Consider the environment at the polls
Written by The Flat Hat|
September 26, 2008
A lot of hype has been circulating around campus about environmental sustainability. From green fees to the trayless program at the Caf, you’ve probably heard about lots of actions you can take to be a part of the ever-growing environmental movement on campus. But there’s one simple action you can take that is often overlooked — get out and vote.
Vote in the presidential election. Vote in your local elections. Vote in any way you can for candidates with comprehensive and responsible energy and environmental policies.
This election year, the main issue is the economy. Healthcare, gas prices and the war in Iraq get their fair share of attention on the campaign trail as well. Young voters, many of whom are voting for a presidential candidate for the first time, need to demand that this election also focuses on our collective future. The environment is no longer a fringe political issue. It is inherently intertwined with issues of economics, social inequality and public health.
We can’t keep drilling for more oil and mining for more coal. We can’t keep destroying landscapes and ecosystems at an ever-accelerating pace. We can’t keep pumping enormous amounts of carbon dioxide into the atmosphere.
If we don’t change our policies and practices now, we’ll have to pay for these mistakes in the future. Our current elected officials may not be around to deal with the consequences, but we will be. We have to demand that we begin to use energy more efficiently as a nation, that we generate our energy from clean and renewable resources, that we conserve our resources, and that we preserve our valuable ecosystems.
With last month’s unemployment rate at 6.1 percent, we have the opportunity to boost our economy by creating millions of green jobs and generating clean and renewable energy right here at home. We have the opportunity to alleviate social injustices and improve the health of and quality of life for families living in towns currently suffering from the localized impacts of coal plants, mining sites and other hazardous pollution. We have the opportunity to reduce our dependence on foreign oil and its accompanying conflicts and financial debt.
By switching to clean, renewable and domestic sources of energy, we can solve many of the problems upon which this election is focused. It’s a win-win situation all around, and every candidate in every election this fall needs to recognize that. But how? It’s easy — sign the Power Vote pledge.

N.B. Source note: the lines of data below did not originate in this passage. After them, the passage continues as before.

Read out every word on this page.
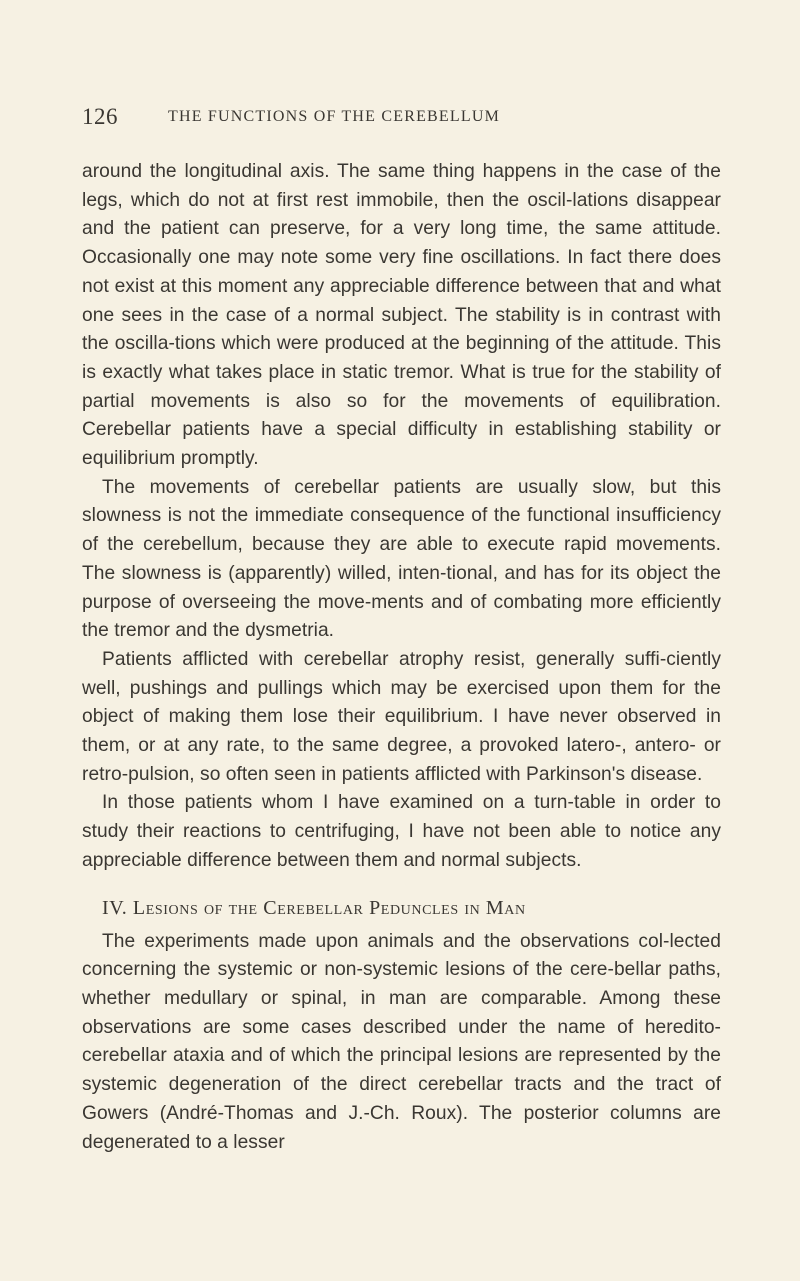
126	THE FUNCTIONS OF THE CEREBELLUM

around the longitudinal axis. The same thing happens in the case of the legs, which do not at first rest immobile, then the oscil-lations disappear and the patient can preserve, for a very long time, the same attitude. Occasionally one may note some very fine oscillations. In fact there does not exist at this moment any appreciable difference between that and what one sees in the case of a normal subject. The stability is in contrast with the oscilla-tions which were produced at the beginning of the attitude. This is exactly what takes place in static tremor. What is true for the stability of partial movements is also so for the movements of equilibration. Cerebellar patients have a special difficulty in establishing stability or equilibrium promptly.

The movements of cerebellar patients are usually slow, but this slowness is not the immediate consequence of the functional insufficiency of the cerebellum, because they are able to execute rapid movements. The slowness is (apparently) willed, inten-tional, and has for its object the purpose of overseeing the move-ments and of combating more efficiently the tremor and the dysmetria.

Patients afflicted with cerebellar atrophy resist, generally suffi-ciently well, pushings and pullings which may be exercised upon them for the object of making them lose their equilibrium. I have never observed in them, or at any rate, to the same degree, a provoked latero-, antero- or retro-pulsion, so often seen in patients afflicted with Parkinson's disease.

In those patients whom I have examined on a turn-table in order to study their reactions to centrifuging, I have not been able to notice any appreciable difference between them and normal subjects.

IV. Lesions of the Cerebellar Peduncles in Man

The experiments made upon animals and the observations col-lected concerning the systemic or non-systemic lesions of the cere-bellar paths, whether medullary or spinal, in man are comparable. Among these observations are some cases described under the name of heredito-cerebellar ataxia and of which the principal lesions are represented by the systemic degeneration of the direct cerebellar tracts and the tract of Gowers (André-Thomas and J.-Ch. Roux). The posterior columns are degenerated to a lesser
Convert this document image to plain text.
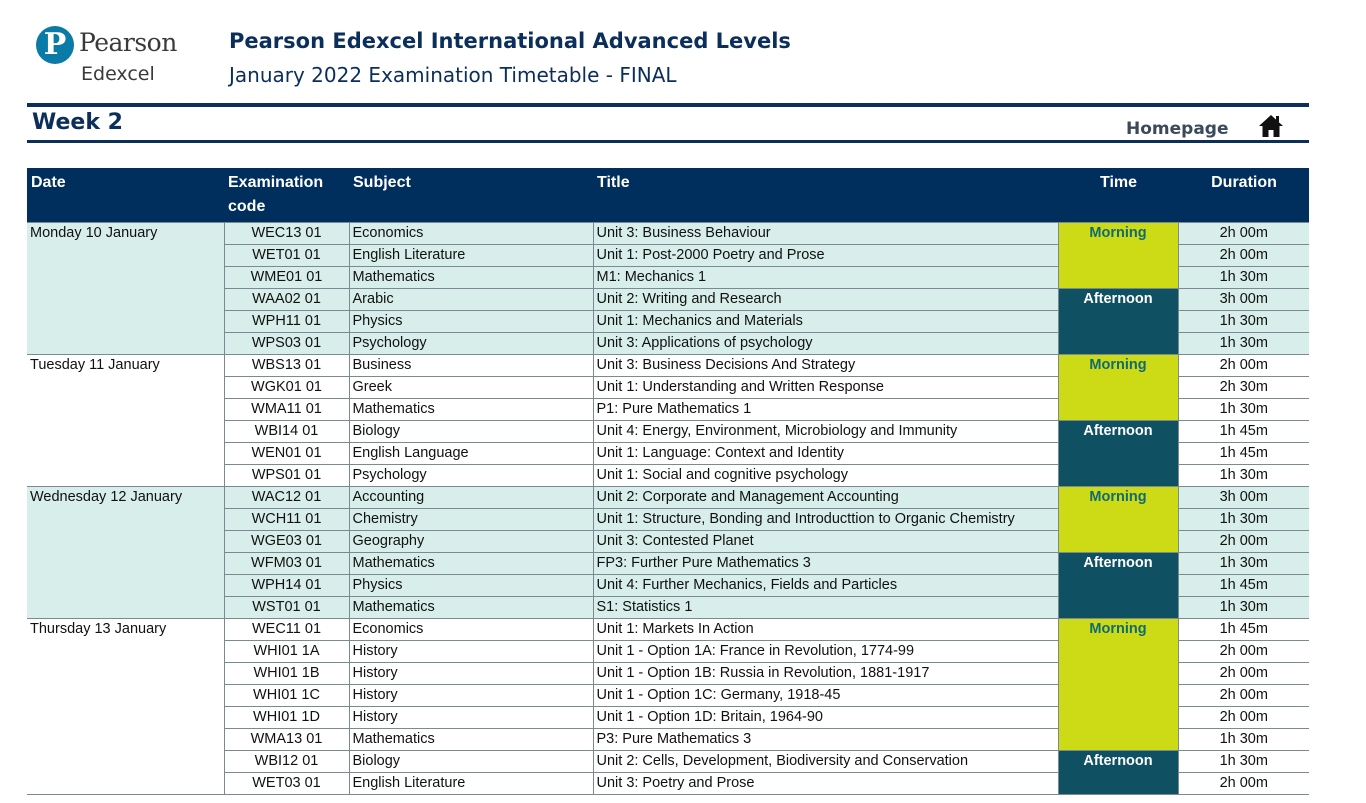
P Pearson
Edexcel
Pearson Edexcel International Advanced Levels
January 2022 Examination Timetable - FINAL
Week 2	Homepage
Date	Examination code	Subject	Title	Time	Duration
Monday 10 January	WEC13 01	Economics	Unit 3: Business Behaviour	Morning	2h 00m
	WET01 01	English Literature	Unit 1: Post-2000 Poetry and Prose		2h 00m
	WME01 01	Mathematics	M1: Mechanics 1		1h 30m
	WAA02 01	Arabic	Unit 2: Writing and Research	Afternoon	3h 00m
	WPH11 01	Physics	Unit 1: Mechanics and Materials		1h 30m
	WPS03 01	Psychology	Unit 3: Applications of psychology		1h 30m
Tuesday 11 January	WBS13 01	Business	Unit 3: Business Decisions And Strategy	Morning	2h 00m
	WGK01 01	Greek	Unit 1: Understanding and Written Response		2h 30m
	WMA11 01	Mathematics	P1: Pure Mathematics 1		1h 30m
	WBI14 01	Biology	Unit 4: Energy, Environment, Microbiology and Immunity	Afternoon	1h 45m
	WEN01 01	English Language	Unit 1: Language: Context and Identity		1h 45m
	WPS01 01	Psychology	Unit 1: Social and cognitive psychology		1h 30m
Wednesday 12 January	WAC12 01	Accounting	Unit 2: Corporate and Management Accounting	Morning	3h 00m
	WCH11 01	Chemistry	Unit 1: Structure, Bonding and Introducttion to Organic Chemistry		1h 30m
	WGE03 01	Geography	Unit 3: Contested Planet		2h 00m
	WFM03 01	Mathematics	FP3: Further Pure Mathematics 3	Afternoon	1h 30m
	WPH14 01	Physics	Unit 4: Further Mechanics, Fields and Particles		1h 45m
	WST01 01	Mathematics	S1: Statistics 1		1h 30m
Thursday 13 January	WEC11 01	Economics	Unit 1: Markets In Action	Morning	1h 45m
	WHI01 1A	History	Unit 1 - Option 1A: France in Revolution, 1774-99		2h 00m
	WHI01 1B	History	Unit 1 - Option 1B: Russia in Revolution, 1881-1917		2h 00m
	WHI01 1C	History	Unit 1 - Option 1C: Germany, 1918-45		2h 00m
	WHI01 1D	History	Unit 1 - Option 1D: Britain, 1964-90		2h 00m
	WMA13 01	Mathematics	P3: Pure Mathematics 3		1h 30m
	WBI12 01	Biology	Unit 2: Cells, Development, Biodiversity and Conservation	Afternoon	1h 30m
	WET03 01	English Literature	Unit 3: Poetry and Prose		2h 00m
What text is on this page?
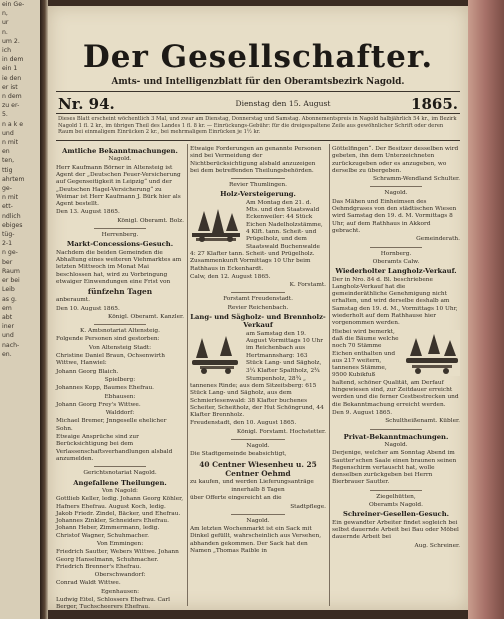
ein Ge-
n,
ur
n.
um 2.
ich
in dem
ein 1
ie den
er ist
n dem
zu er-
5.
n a k e
und
n mit
en
ten,
ttig
ahrtem
ge-
n mit
ett-
ndlich
ebiges
tüg-
2-1
n ge-
ber
Raum
er bei
Leib
as g.
em
abt
iner
und
nach-
en.
Der Gesellschafter.
Amts- und Intelligenzblatt für den Oberamtsbezirk Nagold.
Nr. 94.	Dienstag den 15. August	1865.
Dieses Blatt erscheint wöchentlich 3 Mal, und zwar am Dienstag, Donnerstag und Samstag. Abonnementspreis in Nagold halbjährlich 54 kr., im Bezirk Nagold 1 fl. 2 kr., im übrigen Theil des Landes 1 fl. 8 kr. — Einrückungs-Gebühr: für die dreigespaltene Zeile aus gewöhnlicher Schrift oder deren Raum bei einmaligem Einrücken 2 kr., bei mehrmaligem Einrücken je 1½ kr.
Amtliche Bekanntmachungen.

Nagold.

Herr Kaufmann Börner in Altensteig ist Agent der „Deutschen Feuer-Versicherung auf Gegenseitigkeit in Leipzig“ und der „Deutschen Hagel-Versicherung“ zu Weimar ist Herr Kaufmann J. Bürk hier als Agent bestellt.

Den 13. August 1865.

Königl. Oberamt. Bolz.

Herrenberg.

Markt-Concessions-Gesuch.

Nachdem die beiden Gemeinden die Abhaltung eines weiteren Viehmarktes am letzten Mittwoch im Monat Mai beschlossen hat, wird zu Vorbringung etwaiger Einwendungen eine Frist von

fünfzehn Tagen

anberaumt.

Den 10. August 1865.

Königl. Oberamt. Kanzler.

K. Amtsnotariat Altensteig.

Folgende Personen sind gestorben:

Von Altensteig Stadt:

Christine Daniel Braun, Ochsenwirth Wittwe, Hanwiel:

Johann Georg Blaich.

Spielberg:

Johannes Kopp, Baumes Ehefrau.

Ebhausen:

Johann Georg Frey's Wittwe.

Walddorf:

Michael Bremer, Jnngeselle ehelicher Sohn.

Etwaige Ansprüche sind zur Berücksichtigung bei dem Verlassenschaftsverhandlungen alsbald anzumelden.

Gerichtsnotariat Nagold.

Angefallene Theilungen.

Von Nagold:

Gottlieb Keller, ledig. Johann Georg Köhler, Hafners Ehefrau. August Koch, ledig. Jakob Friedr. Zindel, Bäcker, und Ehefrau. Johannes Zinkler, Schneiders Ehefrau. Johann Heber, Zimmermann, ledig. Christof Wagner, Schuhmacher.

Von Emmingen:

Friedrich Sautter, Webers Wittwe. Johann Georg Hanselmann, Schuhmacher. Friedrich Brenner's Ehefrau.

Oberschwandorf:

Conrad Waldt Wittwe.

Egenhausen:

Ludwig Eitel, Schlossers Ehefrau. Carl Berger, Tuchscheerers Ehefrau.

Etwaige Forderungen an genannte Personen sind bei Vermeidung der Nichtberücksichtigung alsbald anzuzeigen bei dem betreffenden Theilungsbehörden.

Revier Thumlingen.

Holz-Versteigerung.

Am Montag den 21. d. Mts. und den Staatswald Eckenweiler: 44 Stück Eichen Nadelholzstämme, 4 Klft. tann. Scheit- und Prügelholz, und dem Staatswald Buchenwalde 4: 27 Klafter tann. Scheit- und Prügelholz. Zusammenkunft Vormittags 10 Uhr beim Rathhaus in Eckenhardt.

Calw, den 12. August 1865.

K. Forstamt.

Forstamt Freudenstadt.

Revier Reichenbach.

Lang- und Sägholz- und Brennholz-Verkauf

am Samstag den 19. August Vormittags 10 Uhr im Reichenbach aus Hertmannsharg: 163 Stück Lang- und Sägholz,

3¼ Klafter Spaltholz, 2¾ Stumpenholz, 28¾ „ tannenes Rinde; aus dem Sitzeitsberg: 615 Stück Lang- und Sägholz, aus dem Schmierlesenwald: 38 Klafter buchenes Scheiter, Scheitholz, der Hut Schöngrund, 44 Klafter Brennholz.

Freudenstadt, den 10. August 1865.

Königl. Forstamt. Hochstetter.

Nagold.

Die Stadtgemeinde beabsichtigt,

40 Centner Wiesenheu u. 25 Centner Oehmd

zu kaufen, und werden Lieferungsanträge

innerhalb 8 Tagen

über Offerte eingereicht an die

Stadtpflege.

Nagold.

Am letzten Wochenmarkt ist ein Sack mit Dinkel gefüllt, wahrscheinlich aus Versehen, abhanden gekommen. Der Sack hat den Namen „Thomas Raible in

Göttelfingen“. Der Besitzer desselben wird gebeten, ihn dem Unterzeichneten zurückzugeben oder es anzugeben, wo derselbe zu übergeben.

Schramm-Wendland Schulter.

Nagold.

Das Mähen und Einheimsen des Oehmdgrases von den städtischen Wiesen wird Samstag den 19. d. M. Vormittags 8 Uhr, auf dem Rathhaus in Akkord gebracht.

Gemeinderath.

Hornberg.

Oberamts Calw.

Wiederholter Langholz-Verkauf.

Der in Nro. 84 d. Bl. beschriebene Langholz-Verkauf hat die gemeinderäthliche Genehmigung nicht erhalten, und wird derselbe deshalb am Samstag den 19. d. M., Vormittags 10 Uhr, wiederholt auf dem Rathhause hier vorgenommen werden.

Hiebei wird bemerkt, daß die Bäume welche noch 70 Stämme Eichen enthalten und aus 217 weitern, tannenes Stämme, 9500 Kubikfuß haltend, schöner Qualität, am Derfauf hingewiesen sind, zur Zeitdauer erreicht werden und die ferner Cestbestrecken und die Bekanntmachung erreicht werden.

Den 9. August 1865.

Schultheißenamt. Kübler.

Privat-Bekanntmachungen.

Nagold.

Derjenige, welcher am Sonntag Abend im Sautter'schen Saale einen braunen seinen Regenschirm vertauscht hat, wolle denselben zurückgeben bei Herrn Bierbrauer Sautter.

Ziegelhütten,

Oberamts Nagold.

Schreiner-Gesellen-Gesuch.

Ein gewandter Arbeiter findet sogleich bei selbst dauernde Arbeit bei Bau oder Möbel dauernde Arbeit bei

Aug. Schreiner.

Power Vote is a national nonpartisan effort to mobilize young voters for a clean and just energy future. Signing the pledge sends the message to all candidates and elected officials that we care about these issues and expect them to be a larger part of this election season. Go to powervote.org or look for opportunities to sign the pledge on campus in the coming weeks. Make sure you register to vote before Oct. 6, and if you’re voting absentee, remember to mail in the application by Oct. 28.
Carefully consider each candidate’s energy and environmental policies before making your final decision. Then, get out there and vote in November. And remember: Vote for your future.
Caroline Cress is a junior at the College.